A medida que la furia aumentaba, las aguas negras donde me encontraba embravecían, respondiendo a mis sentimientos. Yo era y soy consciente de que la Oscuridad está relacionada con los sentimientos negativos, en contraposición con la Luz, pero jamás lo había visto en acción. Aquella fue una de las pocas veces que desee poder con todas mis fuerzas, poder para destruir, para matar, para vengar y hacer pagar a quienes hacían daño a aquellos que me importaban. Y mi deseo fue concedido.
Respondiendo a esos impulsos de violencia y destrucción, todo aquel mar oscuro se empezó a arremolinar conmigo en el centro, tomando forma, concentrándose. Las grietas en aquel espacio crecieron y crecieron a medida que la tensión, el odio y el poder se acumulaban, llegando el punto en el que todo sencillamente se quebró y estalló en mil pedazos. Estaba desatada.

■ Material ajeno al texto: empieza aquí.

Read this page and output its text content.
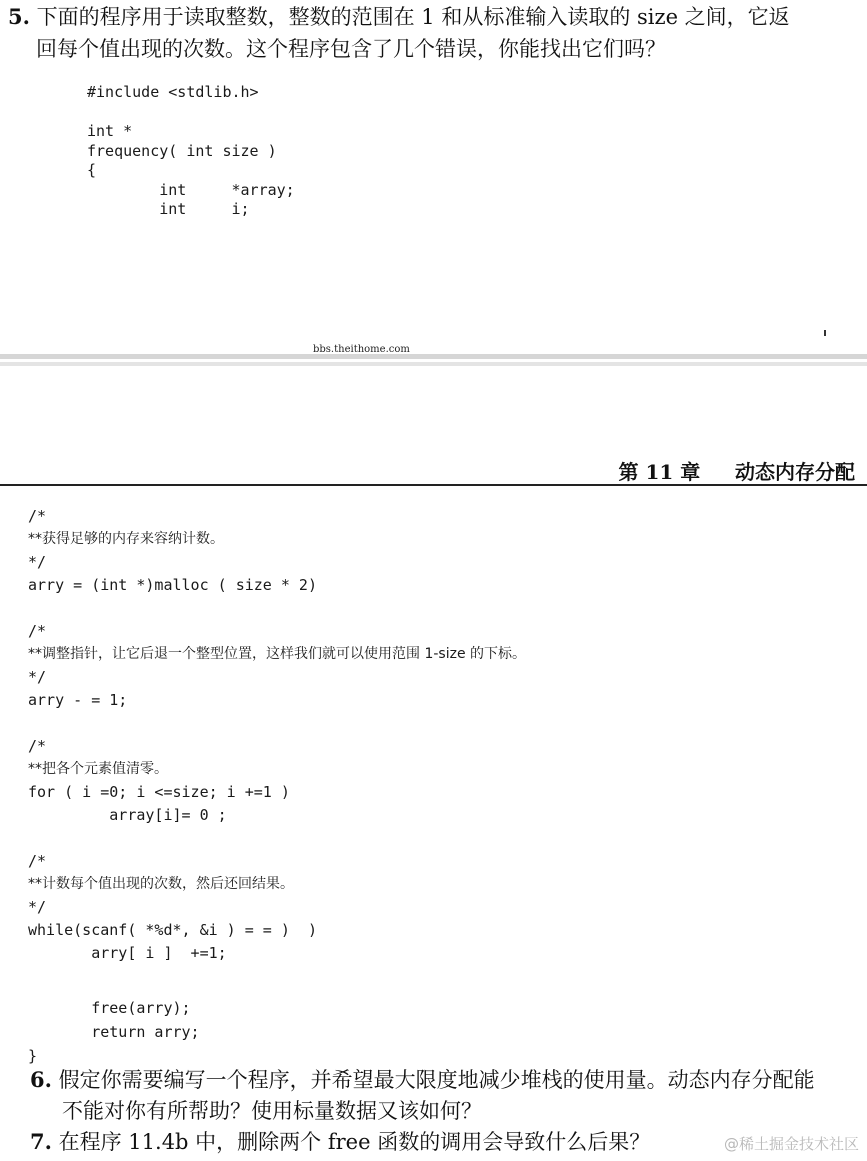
5. 下面的程序用于读取整数，整数的范围在 1 和从标准输入读取的 size 之间，它返
回每个值出现的次数。这个程序包含了几个错误，你能找出它们吗？
#include <stdlib.h>

int *
frequency( int size )
{
int     *array;
int     i;
bbs.theithome.com
第 11 章 动态内存分配
/*
**获得足够的内存来容纳计数。
*/
arry = (int *)malloc ( size * 2)
/*
**调整指针，让它后退一个整型位置，这样我们就可以使用范围 1-size 的下标。
*/
arry - = 1;
/*
**把各个元素值清零。
for ( i =0; i <=size; i +=1 )
array[i]= 0 ;
/*
**计数每个值出现的次数，然后还回结果。
*/
while(scanf( *%d*, &i ) = = )  )
arry[ i ]  +=1;
free(arry);
return arry;
}
6. 假定你需要编写一个程序，并希望最大限度地减少堆栈的使用量。动态内存分配能
不能对你有所帮助？使用标量数据又该如何？
7. 在程序 11.4b 中，删除两个 free 函数的调用会导致什么后果？	@稀土掘金技术社区
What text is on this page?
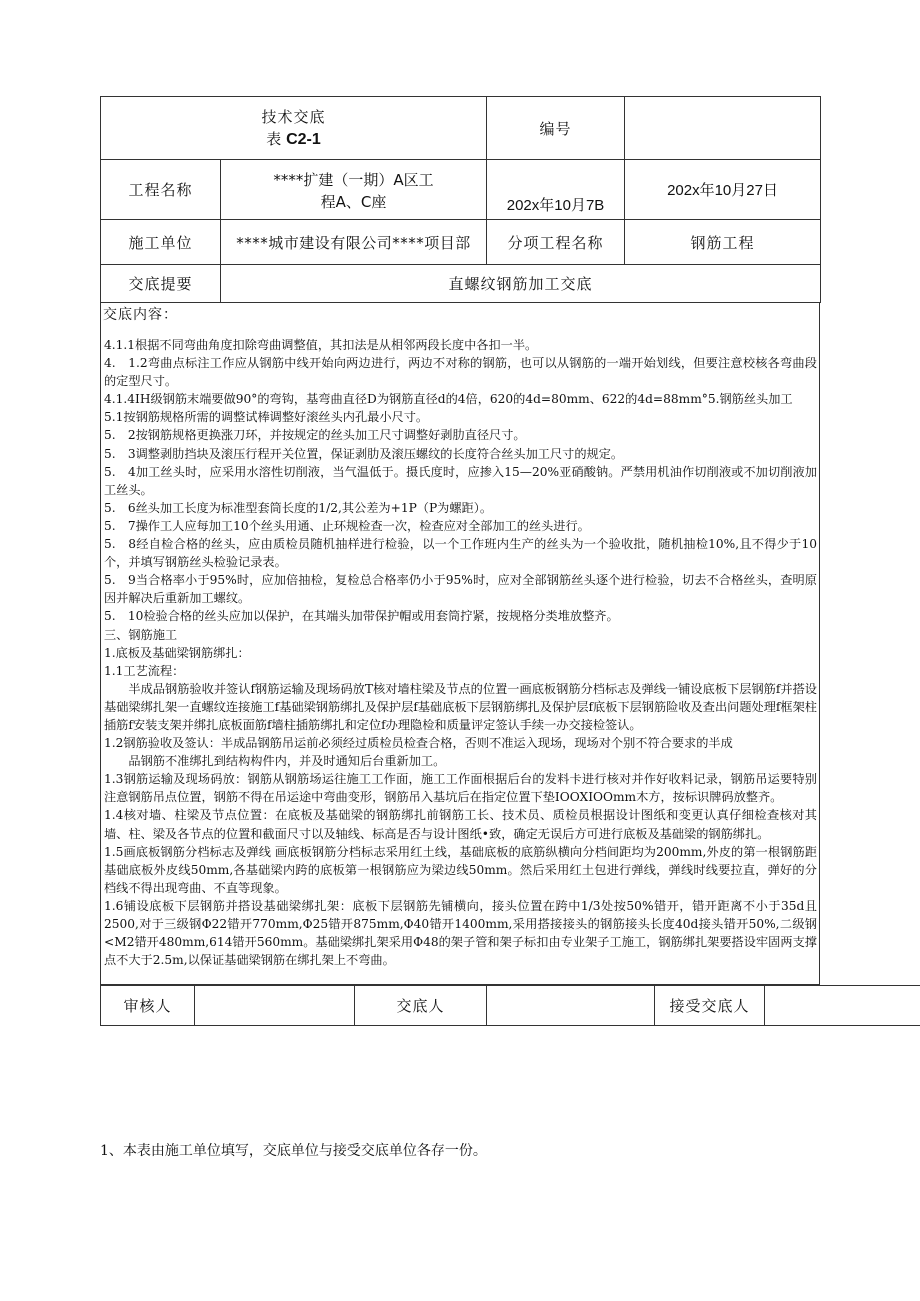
技术交底
表 C2-1		编号	
工程名称	****扩建（一期）A区工
程A、C座	202x年10月7B	202x年10月27日
施工单位	****城市建设有限公司****项目部	分项工程名称	钢筋工程
交底提要	直螺纹钢筋加工交底		
交底内容：

4.1.1根据不同弯曲角度扣除弯曲调整值，其扣法是从相邻两段长度中各扣一半。

4.　1.2弯曲点标注工作应从钢筋中线开始向两边进行，两边不对称的钢筋，也可以从钢筋的一端开始划线，但要注意校核各弯曲段的定型尺寸。

4.1.4IH级钢筋末端要做90°的弯钩，基弯曲直径D为钢筋直径d的4倍，620的4d=80mm、622的4d=88mm°5.钢筋丝头加工

5.1按钢筋规格所需的调整试棒调整好滚丝头内孔最小尺寸。

5.　2按钢筋规格更换涨刀环，并按规定的丝头加工尺寸调整好剥肋直径尺寸。

5.　3调整剥肋挡块及滚压行程开关位置，保证剥肋及滚压螺纹的长度符合丝头加工尺寸的规定。

5.　4加工丝头时，应采用水溶性切削液，当气温低于。摄氏度时，应掺入15—20%亚硝酸钠。严禁用机油作切削液或不加切削液加工丝头。

5.　6丝头加工长度为标准型套筒长度的1/2,其公差为+1P（P为螺距）。

5.　7操作工人应每加工10个丝头用通、止环规检查一次，检查应对全部加工的丝头进行。

5.　8经自检合格的丝头，应由质检员随机抽样进行检验，以一个工作班内生产的丝头为一个验收批，随机抽检10%,且不得少于10个，并填写钢筋丝头检验记录表。

5.　9当合格率小于95%时，应加倍抽检，复检总合格率仍小于95%时，应对全部钢筋丝头逐个进行检验，切去不合格丝头，查明原因并解决后重新加工螺纹。

5.　10检验合格的丝头应加以保护，在其端头加带保护帽或用套筒拧紧，按规格分类堆放整齐。

三、钢筋施工

1.底板及基础梁钢筋绑扎：

1.1工艺流程：

半成品钢筋验收并签认f钢筋运输及现场码放T核对墙柱梁及节点的位置一画底板钢筋分档标志及弹线一铺设底板下层钢筋f并搭设基础梁绑扎架一直螺纹连接施工f基础梁钢筋绑扎及保护层f基础底板下层钢筋绑扎及保护层f底板下层钢筋险收及查出问题处理f框架柱插筋f安装支架并绑扎底板面筋f墙柱插筋绑扎和定位f办理隐检和质量评定签认手续一办交接检签认。

1.2钢筋验收及签认：半成品钢筋吊运前必须经过质检员检查合格，否则不准运入现场，现场对个别不符合要求的半成

品钢筋不准绑扎到结构构件内，并及时通知后台重新加工。

1.3钢筋运输及现场码放：钢筋从钢筋场运往施工工作面，施工工作面根据后台的发料卡进行核对并作好收料记录，钢筋吊运要特别注意钢筋吊点位置，钢筋不得在吊运途中弯曲变形，钢筋吊入基坑后在指定位置下垫IOOXIOOmm木方，按标识牌码放整齐。

1.4核对墙、柱梁及节点位置：在底板及基础梁的钢筋绑扎前钢筋工长、技术员、质检员根据设计图纸和变更认真仔细检查核对其墙、柱、梁及各节点的位置和截面尺寸以及轴线、标高是否与设计图纸•致，确定无误后方可进行底板及基础梁的钢筋绑扎。

1.5画底板钢筋分档标志及弹线 画底板钢筋分档标志采用红土线，基础底板的底筋纵横向分档间距均为200mm,外皮的第一根钢筋距基础底板外皮线50mm,各基础梁内跨的底板第一根钢筋应为梁边线50mm。然后采用红土包进行弹线，弹线时线要拉直，弹好的分档线不得出现弯曲、不直等现象。

1.6铺设底板下层钢筋并搭设基础梁绑扎架：底板下层钢筋先铺横向，接头位置在跨中1/3处按50%错开，错开距离不小于35d且2500,对于三级钢Φ22错开770mm,Φ25错开875mm,Φ40错开1400mm,采用搭接接头的钢筋接头长度40d接头错开50%,二级钢<M2错开480mm,614错开560mm。基础梁绑扎架采用Φ48的架子管和架子标扣由专业架子工施工，钢筋绑扎架要搭设牢固两支撑点不大于2.5m,以保证基础梁钢筋在绑扎架上不弯曲。

审核人		交底人		接受交底人	
1、本表由施工单位填写，交底单位与接受交底单位各存一份。
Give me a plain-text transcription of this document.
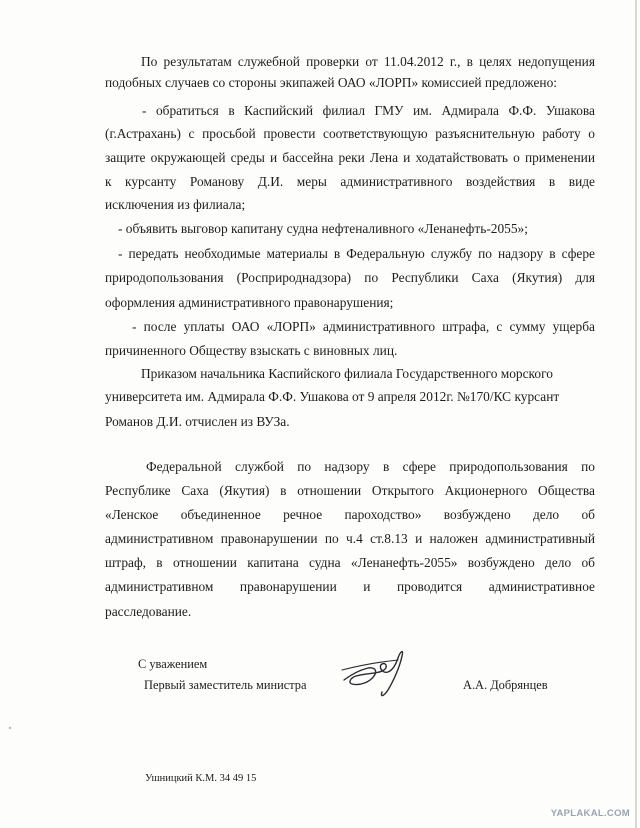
По результатам служебной проверки от 11.04.2012 г., в целях недопущения
подобных случаев со стороны экипажей ОАО «ЛОРП» комиссией предложено:
- обратиться в Каспийский филиал ГМУ им. Адмирала Ф.Ф. Ушакова
(г.Астрахань) с просьбой провести соответствующую разъяснительную работу о
защите окружающей среды и бассейна реки Лена и ходатайствовать о применении
к курсанту Романову Д.И. меры административного воздействия в виде
исключения из филиала;
- объявить выговор капитану судна нефтеналивного «Ленанефть-2055»;
- передать необходимые материалы в Федеральную службу по надзору в сфере
природопользования (Росприроднадзора) по Республики Саха (Якутия) для
оформления административного правонарушения;
- после уплаты ОАО «ЛОРП» административного штрафа, с сумму ущерба
причиненного Обществу взыскать с виновных лиц.
Приказом начальника Каспийского филиала Государственного морского
университета им. Адмирала Ф.Ф. Ушакова от 9 апреля 2012г. №170/КС курсант
Романов Д.И. отчислен из ВУЗа.
Федеральной службой по надзору в сфере природопользования по
Республике Саха (Якутия) в отношении Открытого Акционерного Общества
«Ленское объединенное речное пароходство» возбуждено дело об
административном правонарушении по ч.4 ст.8.13 и наложен административный
штраф, в отношении капитана судна «Ленанефть-2055» возбуждено дело об
административном правонарушении и проводится административное
расследование.
С уважением
Первый заместитель министра	А.А. Добрянцев
Ушницкий К.М. 34 49 15
YAPLAKAL.COM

A partir de aquí no recuerdo prácticamente nada. Sometida como estaba a un estado emocional tan inestable y tras la experiencia que fue pasar por aquel extraño ritual. Pero, por lo que me contaron, lo que salió de la crisálida que se formó a mi alrededor fue un enorme ser monstruoso, compuesto de oscuridad, con varios brazos, cuernos y ojos blancos. Esa “forma” que me fue otorgada por mis deseos de venganza peleó contra aquella araña, que no resultó ser otra que Nephila Clarimonda, otra de los Dioses de la Oscuridad, que vino con intenciones de devorarme mientras me encontraba vulnerable y reclamar para ella el Eclipse.
Sin embargo, aquello no pareció calmar la furia en mi interior. El odio y las ansias de destruirlo todo me habían consumido, como si el mundo sin Miryssierth sencillamente no debiese existir para nadie ya. Aún me espanta pensar que habría pasado si las cosas hubiesen seguido por ese camino. Afortunadamente, la única persona en el mundo que podía aplacar dichos sentimientos no se encontraba lejos.
Fue así como, cuando en mi mente todo era caos, que de una de esas estrellas en el firmamento de mi consciencia se iluminó más que nunca, justo al lado de una cuya luz titilaba débil, moribunda. De aquella intensa luz pude ver a Cidira, la cual cayó al mar de oscuridad turbulenta, luchando con todas sus fuerzas por nadar hacia su interior, hasta el centro del mismo donde se encontraba mi propia alma furibunda. Las aguas parecían dañar y corroer a Cidira a más profundamente iba, intentando repeler a la intrusa, pero bien se yo que hace falta más que eso para disuadir a una mujer como ella.
Finalmente, ella me alcanzó y rodeó con sus brazos mi espíritu, acunándome, consolando mis sentimientos. Aún puedo sentir la calidez que sentí si pongo mi mano sobre mi pecho, reconfortante, aliviadora, sincera. Las aguas se empezaron a calmar a medida que el cruel ardor de la ira fue sustituyéndose por esa calidez. Una paz que volvió a reinar en el mar de oscuridad que era mi interior.
Fue entonces que volví a abrir los ojos y a ver el mundo por mí misma. Pude sentir como los rayos del sol bañaban mi cuerpo. Miré al cielo, contemplando como Eclipse había concluido y la Luna se estaba retirando por completo, dejando que el Sol recuperase el breve reinado que tenía en Deloran dos o tres veces por año. Bajé la mirada, contemplando a Flora, con una mezcla de horror y preocupación en su mirada, mirándome mientras atendía a una desmayada Cidira y una dragona destrozada.
Miré mis manos, sintiéndolas diferentes, mechones muy largos de cabello oscuro caían desde mi cabeza por mi espalda, ondeándose al viento. Pude ver como algunas plumas negras eran llevadas por la brisa. Algo había cambiado en mí. Pero, lo más importante fue que, cuando volví la mirada una última vez hacia los cuerpos de Cidira y Miryssierth, pude ver como ambas seguían respirando. Con dificultad, pero seguían respirando.
Lo último que recuerdo es caer hacia atrás, sintiendo el mayor alivio en mi corazón que alguien puede sentir, dejando que la inconsciencia se me llevase.